This week, Assistant State Controller Geoff Lawrence and I will issue Controller’s Monthly Report No. 4, addressing K-12 spending and policy. Some highlights:
Extensive evidence shows much education spending does not significantly improve student achievement, while some quite effective policies are not costly. For example, Washington, D.C. spends the most per student, but has the worst performance on standardized tests. Utah and Idaho are in the bottom five in spending, but their students perform well.
International data also show no meaningful correlation between K-12 spending inputs and test-score outputs. The U.S. spends far more than most nations per child, but ranks low among developed countries for mathematics achievement and in the middle in reading, despite demographics that would predict high scores. This means we have not deployed our resources effectively.
Great teaching, not expensive gimmicks, produces great learning. A great teacher can help a child overcome many other disadvantages. The best teachers are able to deliver effective instruction even to large classes. Sixty years of national average pupil/teacher ratio reductions from 27 to 16 have made no difference in student achievement in reading and math.
So, the best way to improve education is to offer highly competitive salaries to attract the most talented educators and then to place many students with each one. Even the liberal Brookings Institution and the international Organization for Economic Cooperation and Development agree. And this is precisely the strategy followed by one of the highest achieving nations, South Korea.
It’s unfortunate, then, efforts to cut class size are so prevalent in U.S. politics. Greatly, this is due to the political marketing efforts of teacher unions to promote class-size reduction because smaller classes force schools to hire more dues-paying teachers. Since unions charge dues at a flat rate per member, union coffers grow by getting more lower-skilled and poorly paid teachers on the payroll than by using education dollars to pay great teachers more.
Teacher unions have led the charge to enact class-size mandates in at least 24 states, including Nevada, where they began in 1991 and now cost $381 million per biennium. This spending shows how unions have transformed our public education system from a program to serve our children and the public interest to one designed to benefit union bosses.
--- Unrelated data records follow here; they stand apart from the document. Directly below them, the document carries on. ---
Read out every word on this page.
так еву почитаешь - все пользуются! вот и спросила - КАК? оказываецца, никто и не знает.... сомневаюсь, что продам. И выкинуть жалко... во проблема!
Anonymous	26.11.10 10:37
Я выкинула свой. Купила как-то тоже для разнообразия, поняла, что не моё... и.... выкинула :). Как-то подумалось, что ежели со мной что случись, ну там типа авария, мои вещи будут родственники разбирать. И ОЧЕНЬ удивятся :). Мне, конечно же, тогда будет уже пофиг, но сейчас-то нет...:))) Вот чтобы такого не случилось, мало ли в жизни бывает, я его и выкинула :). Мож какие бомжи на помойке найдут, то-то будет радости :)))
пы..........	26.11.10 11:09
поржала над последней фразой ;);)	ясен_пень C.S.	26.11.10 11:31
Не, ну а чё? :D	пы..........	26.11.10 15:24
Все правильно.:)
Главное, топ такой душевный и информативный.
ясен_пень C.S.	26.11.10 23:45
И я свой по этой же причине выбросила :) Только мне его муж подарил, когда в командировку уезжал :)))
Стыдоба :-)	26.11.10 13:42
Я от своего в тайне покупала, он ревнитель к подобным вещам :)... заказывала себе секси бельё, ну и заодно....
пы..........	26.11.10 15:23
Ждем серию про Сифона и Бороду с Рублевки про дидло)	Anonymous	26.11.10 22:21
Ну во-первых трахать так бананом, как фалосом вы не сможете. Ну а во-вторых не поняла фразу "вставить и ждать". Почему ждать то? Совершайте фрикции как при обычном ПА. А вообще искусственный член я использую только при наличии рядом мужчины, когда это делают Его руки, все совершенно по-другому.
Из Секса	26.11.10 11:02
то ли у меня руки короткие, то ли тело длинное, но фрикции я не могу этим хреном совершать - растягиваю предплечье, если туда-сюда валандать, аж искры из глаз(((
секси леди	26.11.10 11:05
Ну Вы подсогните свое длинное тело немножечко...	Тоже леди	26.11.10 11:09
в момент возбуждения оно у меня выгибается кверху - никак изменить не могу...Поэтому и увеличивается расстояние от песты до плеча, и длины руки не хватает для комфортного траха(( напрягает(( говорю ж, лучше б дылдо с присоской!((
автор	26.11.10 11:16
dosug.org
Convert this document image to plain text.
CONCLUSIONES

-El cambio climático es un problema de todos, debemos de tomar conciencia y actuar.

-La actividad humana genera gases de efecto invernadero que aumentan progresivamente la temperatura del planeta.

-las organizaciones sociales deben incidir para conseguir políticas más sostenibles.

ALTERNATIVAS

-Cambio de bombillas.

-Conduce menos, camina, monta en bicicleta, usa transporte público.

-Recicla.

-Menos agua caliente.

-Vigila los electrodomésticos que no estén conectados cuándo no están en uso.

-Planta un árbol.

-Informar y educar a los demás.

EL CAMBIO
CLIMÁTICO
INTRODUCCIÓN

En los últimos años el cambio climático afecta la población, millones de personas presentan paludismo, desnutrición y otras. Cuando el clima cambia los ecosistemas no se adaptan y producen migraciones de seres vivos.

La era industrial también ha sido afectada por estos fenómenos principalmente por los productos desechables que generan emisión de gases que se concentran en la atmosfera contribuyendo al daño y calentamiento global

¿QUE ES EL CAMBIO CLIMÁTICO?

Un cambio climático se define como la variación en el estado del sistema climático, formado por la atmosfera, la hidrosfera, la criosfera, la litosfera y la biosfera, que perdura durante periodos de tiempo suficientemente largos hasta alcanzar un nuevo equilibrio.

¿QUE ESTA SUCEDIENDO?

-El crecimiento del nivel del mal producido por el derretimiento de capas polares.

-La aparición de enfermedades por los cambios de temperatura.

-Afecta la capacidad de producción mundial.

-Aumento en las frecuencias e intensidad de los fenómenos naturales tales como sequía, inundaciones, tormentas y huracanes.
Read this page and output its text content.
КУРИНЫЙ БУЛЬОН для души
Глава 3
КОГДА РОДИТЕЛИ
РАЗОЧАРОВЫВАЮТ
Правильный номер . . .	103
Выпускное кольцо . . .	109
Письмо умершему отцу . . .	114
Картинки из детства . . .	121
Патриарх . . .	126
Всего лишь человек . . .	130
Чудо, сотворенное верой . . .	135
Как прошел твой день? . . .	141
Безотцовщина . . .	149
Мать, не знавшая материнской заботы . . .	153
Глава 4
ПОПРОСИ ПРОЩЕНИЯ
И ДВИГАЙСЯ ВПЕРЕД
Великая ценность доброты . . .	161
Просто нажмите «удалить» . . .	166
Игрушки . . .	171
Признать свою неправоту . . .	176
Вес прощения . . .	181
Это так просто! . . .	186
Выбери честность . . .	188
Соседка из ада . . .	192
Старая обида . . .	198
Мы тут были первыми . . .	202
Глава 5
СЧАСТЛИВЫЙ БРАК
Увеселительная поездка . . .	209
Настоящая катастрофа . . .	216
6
Class-size restrictions are not the only thing. Other programs enacted in Nevada in recent years also increase the number of teachers at the expense of paying great teachers better. In 2006, our legislature used a budget surplus to extend half-day kindergarten to full-day-K in some schools. This program has been gradually expanded, and Governor Sandoval now seeks to apply it to every school at a cost of $159 million in his proposed budget.
One classroom and one teacher can serve two half-day classes. But full-day-K requires double the number of teachers and classrooms, which motivates the full-day-K advocacy of teacher unions and construction firms alike. However, research, including some by the federal government, shows essentially no difference between half-day and full-day kindergarten students after the first four years of school.
Class-size reduction, all-day-K-for-all and state pre-school spending in Nevada and elsewhere have not produced meaningful gains in student achievement, but they voraciously consume precious education dollars that could be better spent elsewhere.
Unions’ costs to organize in the political process are lower than those of the public, and their effectiveness is higher because small groups are easier to mobilize. So, they can steer education spending to programs that benefit union bosses, not our children and the public interest. We must reject their self-interested pleas and embrace the low-cost alternatives I’ll discuss next time.
Ron Knecht is Nevada State Controller.